IMIĘ:
Asterius. Samiec uparcie wypiera się znaczenia swojego imienia, jednak w
jego poprzednim życiu miało ono swoją wagę i zostało wybrane z niemałą
starannością. Asterius miał być bowiem niczym gwiazda - zwiastująca
nadzieję, symbolizująca marzenia i wskazująca drogę w obliczu
nieznanego.
SKRÓTY: Pewnie znalazłoby się kilka pomysłów na zdrobnienie jego imienia, jednak nikt nigdy żadnych nie używał.
MOTTO: Choć nie posiada jednej wybranej frazy, jaką kierowałby się w życiu, Asterius wyznaje wiele niepisanych zasad oraz przekonań.
PŁEĆ: Pies.
WIEK: 3 lata.
DATA URODZENIA: Urodzony 13 maja, kiedy to sroga zima na północy stopniowo ustępowała łagodnej, zwiastującej życie wiośnie.
STANOWISKO: Nauczyciel łowiectwa. Asterius był bardzo zagubiony,
musząc koniecznie wybrać któres z istniejących już stanowisk i każde z
nich zdawało się nie być odpowiednie. W końcu wybrał to, które
umożliwiłoby mu jak najmniejszy kontakt z krwią, przynajmniej według
jego toku rozumowania. I choć z edukacją ma niewiele wspólnego, w swoich
rodzinnych stronach słynął z nienagannych zdolności łowieckich.

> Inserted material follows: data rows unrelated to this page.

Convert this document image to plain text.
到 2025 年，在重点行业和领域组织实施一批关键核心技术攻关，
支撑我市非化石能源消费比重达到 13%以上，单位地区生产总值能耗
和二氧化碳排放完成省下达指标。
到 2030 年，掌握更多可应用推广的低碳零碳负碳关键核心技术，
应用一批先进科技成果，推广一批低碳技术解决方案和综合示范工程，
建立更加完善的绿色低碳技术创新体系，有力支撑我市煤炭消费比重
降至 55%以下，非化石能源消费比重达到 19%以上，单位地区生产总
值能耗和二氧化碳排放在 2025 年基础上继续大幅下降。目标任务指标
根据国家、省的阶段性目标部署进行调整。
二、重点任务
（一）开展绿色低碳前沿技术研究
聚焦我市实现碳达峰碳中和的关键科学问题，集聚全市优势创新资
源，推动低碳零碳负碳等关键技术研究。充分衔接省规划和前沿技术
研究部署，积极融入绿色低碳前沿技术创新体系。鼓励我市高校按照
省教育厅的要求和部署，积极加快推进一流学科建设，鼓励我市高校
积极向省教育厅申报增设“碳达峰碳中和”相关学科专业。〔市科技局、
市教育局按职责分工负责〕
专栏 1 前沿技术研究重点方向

ODPOWIEDNIK: Remington Leith.
CHARAKTER: Jałowa gleba. Tak określiłabym Asteriusa. Z pozoru
pozbawiona jakiejkolwiek nadziei i nieskłonna do współpracy, po
poświęceniu jej pewnej ilości czasu i frustracji oraz zdobyciu
odpowiedniej wiedzy, czasem okazuje się gotowa na wypuszczenie plonów.
W
przeciwieństwie do błyskotliwej i ekstrawersyjnej wersji siebie sprzed
lat, Asterius jest przede wszystkim bardzo zamknięty w sobie. Nie mówi o
swoich emocjach, nie lubi ich też pokazywać, choć wewnątrz niego często
dzieje się naprawdę wiele.
"And stay away (I'm hearing voices all the time in my mind)
(I'm hearing voices and they're haunting my mind)"
Nie przepada za towarzystwem, mimo wrodzonego pragnienia bycia wśród
innych. Małomówny i poważny. Gdyby chciał (chociaż jest to bardziej
kwestia jego stanu psychicznego niż samych chęci), potrafiłby
poprowadzić finezyjną, porywającą konwersację, ale należy to już raczej
do przeszłości. Jeżeli jednak nie milczy, sprawia wrażenie całkiem
uprzejmego. Wpajane mu przez matkę, jeszcze za szczenięcych czasów,
lekcje kultury i dobrej etykiety nie były na tyle proste do wyparcia i
czuje się na swój sposób zobowiązany, aby uhonorować swoją rodzicielkę,
chociażby przez dalsze respektowanie istotnych dla niej zasad.
Zdaje
się być opanowany, nie byłabym jednak pewna, czy rzeczywiście można go
tak określić. Nie reaguje emocjonalnie na większość bodźców czy
wydarzeń, bo po prostu jest od nich na swój sposób odcięty. Przyjmuje je
do wiadomości, jednak nie bierze do siebie. I tutaj można się
zaskoczyć, ale bywa agresywny. Tłumi w sobie uczucia, tłumi w sobie
silne emocje, jakie wiążą się z żałobą, z którą do tej pory sobie nie
poradził i która wciąż go trawi, skutkiem tego jest więc wybuch w
najmniej oczekiwanym momencie. Zwłaszcza ciężko mu zapanować nad sobą,
gdy czuje zapach krwi. Robi się drażliwy i nierzadko traci kontrolę.
Tak
jak wspomniało mi się też gdzieś niżej, ma niskie mniemanie o sobie i
wręcz topi się w poczuciu winy i żalu. Jest pełen wewnętrznych
konfliktów i sam nie wie, czy jest bardziej zły na samego siebie czy na
swoich bogów. Czy może też na cały świat.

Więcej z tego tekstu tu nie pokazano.